When I feel a sizeshift coming on, sometimes I groan inwardly and grit my teeth. Other times, I try to induce the feeling myself, just for the sheer joy and arousal and exhilaration of it. Few sensations are as empowering as a sense that you stand twice as tall as everyone around you.
Until about three years ago, I refused to tell anyone.
Call me Elle Largesse. I’m a sizshifting bisexual polyamorous kinky erotica writer who made my presence known to the “Giant/tiny” community on Tumblr in December of 2015. That community became the safe haven that helped me cope with size dysmorphia, embrace my sexuality, and find new multitudes within myself.
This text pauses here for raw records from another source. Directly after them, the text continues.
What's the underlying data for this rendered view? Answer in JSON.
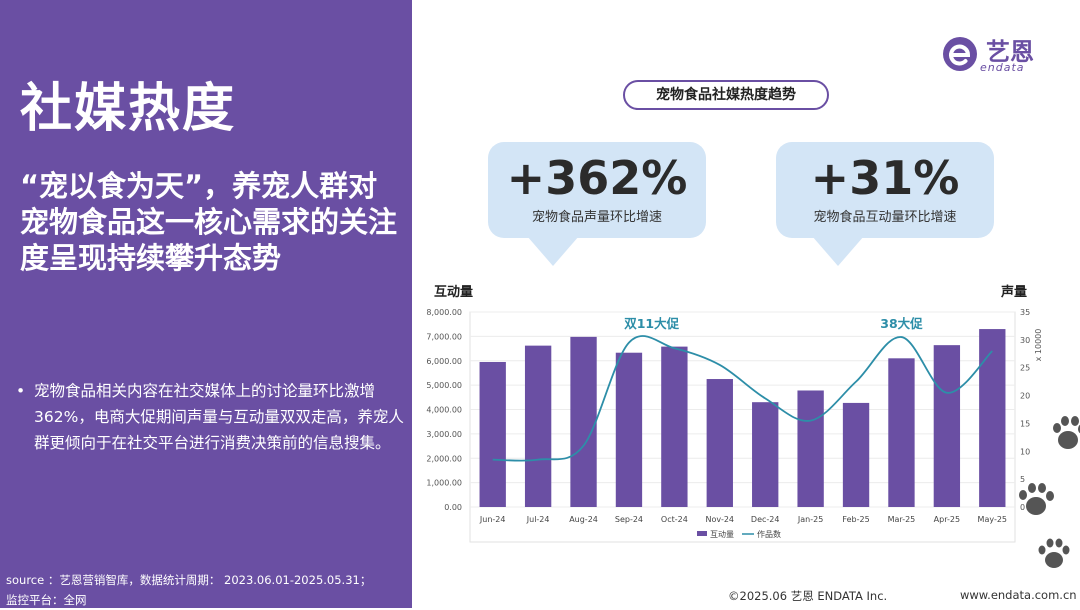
{
  "left": {
    "title": "社媒热度",
    "headline": "“宠以食为天”，养宠人群对宠物食品这一核心需求的关注度呈现持续攀升态势",
    "bullet": "宠物食品相关内容在社交媒体上的讨论量环比激增362%，电商大促期间声量与互动量双双走高，养宠人群更倾向于在社交平台进行消费决策前的信息搜集。",
    "source_line1": "source ：艺恩营销智库，数据统计周期： 2023.06.01-2025.05.31；",
    "source_line2": "监控平台：全网"
  },
  "logo": {
    "cn": "艺恩",
    "en": "endata",
    "color": "#6a4fa3"
  },
  "chart_header": "宠物食品社媒热度趋势",
  "kpis": [
    {
      "value": "+362%",
      "label": "宠物食品声量环比增速"
    },
    {
      "value": "+31%",
      "label": "宠物食品互动量环比增速"
    }
  ],
  "footer": {
    "copyright": "©2025.06  艺恩 ENDATA Inc.",
    "url": "www.endata.com.cn"
  },
  "colors": {
    "panel": "#6a4fa3",
    "bar": "#6a4fa3",
    "line": "#2d8ea8",
    "kpi_bg": "#d3e5f6"
  },
  "chart_data": {
    "type": "bar",
    "categories": [
      "Jun-24",
      "Jul-24",
      "Aug-24",
      "Sep-24",
      "Oct-24",
      "Nov-24",
      "Dec-24",
      "Jan-25",
      "Feb-25",
      "Mar-25",
      "Apr-25",
      "May-25"
    ],
    "left_axis_title": "互动量",
    "right_axis_title": "声量",
    "right_axis_unit": "x 10000",
    "ylim_left": [
      0,
      8000
    ],
    "yticks_left": [
      "0.00",
      "1,000.00",
      "2,000.00",
      "3,000.00",
      "4,000.00",
      "5,000.00",
      "6,000.00",
      "7,000.00",
      "8,000.00"
    ],
    "ylim_right": [
      0,
      35
    ],
    "yticks_right": [
      "0",
      "5",
      "10",
      "15",
      "20",
      "25",
      "30",
      "35"
    ],
    "series": [
      {
        "name": "互动量",
        "type": "bar",
        "axis": "left",
        "values": [
          5950,
          6620,
          6980,
          6330,
          6580,
          5250,
          4300,
          4780,
          4270,
          6100,
          6640,
          7300
        ]
      },
      {
        "name": "作品数",
        "type": "line",
        "axis": "right",
        "values": [
          8.5,
          8.5,
          11,
          29.5,
          28.5,
          25.5,
          19.5,
          15.5,
          22.5,
          30.5,
          20.5,
          28
        ]
      }
    ],
    "annotations": [
      {
        "text": "双11大促",
        "category": "Oct-24"
      },
      {
        "text": "38大促",
        "category": "Mar-25"
      }
    ],
    "legend_position": "bottom",
    "grid": true
  }
}
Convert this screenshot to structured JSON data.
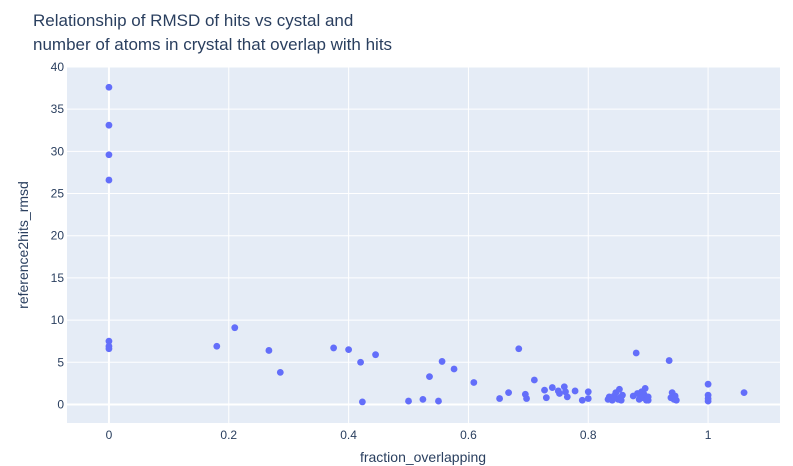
{
  "chart_data": {
    "type": "scatter",
    "title": [
      "Relationship of RMSD of hits vs cystal and",
      "number of atoms in crystal that overlap with hits"
    ],
    "xlabel": "fraction_overlapping",
    "ylabel": "reference2hits_rmsd",
    "xlim": [
      -0.07,
      1.12
    ],
    "ylim": [
      -2.2,
      40
    ],
    "xticks": [
      0,
      0.2,
      0.4,
      0.6,
      0.8,
      1
    ],
    "xtick_labels": [
      "0",
      "0.2",
      "0.4",
      "0.6",
      "0.8",
      "1"
    ],
    "yticks": [
      0,
      5,
      10,
      15,
      20,
      25,
      30,
      35,
      40
    ],
    "ytick_labels": [
      "0",
      "5",
      "10",
      "15",
      "20",
      "25",
      "30",
      "35",
      "40"
    ],
    "grid": true,
    "colors": {
      "marker": "#636efa",
      "plot_bg": "#e5ecf6",
      "grid": "#ffffff",
      "text": "#2a3f5f"
    },
    "points": [
      [
        0,
        37.6
      ],
      [
        0,
        33.1
      ],
      [
        0,
        29.6
      ],
      [
        0,
        26.6
      ],
      [
        0,
        7.5
      ],
      [
        0,
        6.9
      ],
      [
        0,
        6.6
      ],
      [
        0.18,
        6.9
      ],
      [
        0.21,
        9.1
      ],
      [
        0.267,
        6.4
      ],
      [
        0.286,
        3.8
      ],
      [
        0.375,
        6.7
      ],
      [
        0.4,
        6.5
      ],
      [
        0.42,
        5.0
      ],
      [
        0.423,
        0.3
      ],
      [
        0.445,
        5.9
      ],
      [
        0.5,
        0.4
      ],
      [
        0.524,
        0.6
      ],
      [
        0.535,
        3.3
      ],
      [
        0.55,
        0.4
      ],
      [
        0.556,
        5.1
      ],
      [
        0.576,
        4.2
      ],
      [
        0.609,
        2.6
      ],
      [
        0.652,
        0.7
      ],
      [
        0.667,
        1.4
      ],
      [
        0.684,
        6.6
      ],
      [
        0.695,
        1.2
      ],
      [
        0.697,
        0.7
      ],
      [
        0.71,
        2.9
      ],
      [
        0.727,
        1.7
      ],
      [
        0.73,
        0.8
      ],
      [
        0.74,
        2.0
      ],
      [
        0.75,
        1.6
      ],
      [
        0.752,
        1.3
      ],
      [
        0.76,
        2.1
      ],
      [
        0.762,
        1.5
      ],
      [
        0.765,
        0.9
      ],
      [
        0.778,
        1.6
      ],
      [
        0.79,
        0.5
      ],
      [
        0.8,
        1.5
      ],
      [
        0.8,
        0.7
      ],
      [
        0.833,
        0.6
      ],
      [
        0.835,
        0.9
      ],
      [
        0.84,
        0.5
      ],
      [
        0.843,
        1.0
      ],
      [
        0.846,
        1.4
      ],
      [
        0.85,
        0.6
      ],
      [
        0.852,
        1.8
      ],
      [
        0.853,
        0.8
      ],
      [
        0.855,
        0.5
      ],
      [
        0.857,
        1.1
      ],
      [
        0.875,
        1.0
      ],
      [
        0.88,
        6.1
      ],
      [
        0.882,
        1.3
      ],
      [
        0.885,
        0.6
      ],
      [
        0.889,
        1.5
      ],
      [
        0.89,
        0.8
      ],
      [
        0.893,
        1.2
      ],
      [
        0.895,
        1.9
      ],
      [
        0.897,
        0.5
      ],
      [
        0.9,
        0.5
      ],
      [
        0.9,
        0.9
      ],
      [
        0.935,
        5.2
      ],
      [
        0.938,
        0.8
      ],
      [
        0.94,
        1.4
      ],
      [
        0.943,
        0.6
      ],
      [
        0.945,
        1.0
      ],
      [
        0.947,
        0.5
      ],
      [
        1.0,
        2.4
      ],
      [
        1.0,
        1.1
      ],
      [
        1.0,
        0.7
      ],
      [
        1.0,
        0.4
      ],
      [
        1.06,
        1.4
      ]
    ]
  }
}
Three years and ten days after beginning this experiment in sensuality, I created this privately hosted website to continue the conversation and share my work on my own terms, with less threat of censorship.
This blog is mostly NSFW / 18 & up only. You’ll find original writing and collages, and occasional RP. Topics covered include shrinking and growth, microphilia and macrophilia.
My name is Elle and my pronouns are she/her. I’m fine with Ms. Elle, Mistress Elle, etc. but please DO NOT CALL ME GODDESS. Ask before you assume my size.
I have a thing for licking, lips, insertion, breast expansion, and obscenely large cocks. I like very softcore “pre-vore” like tongue and mouth play, and that’s about it. I’m not into hardcore violence but I have complex feelings about nonconsensual acts and a bit of a crush on butt crushes. Beware the puns.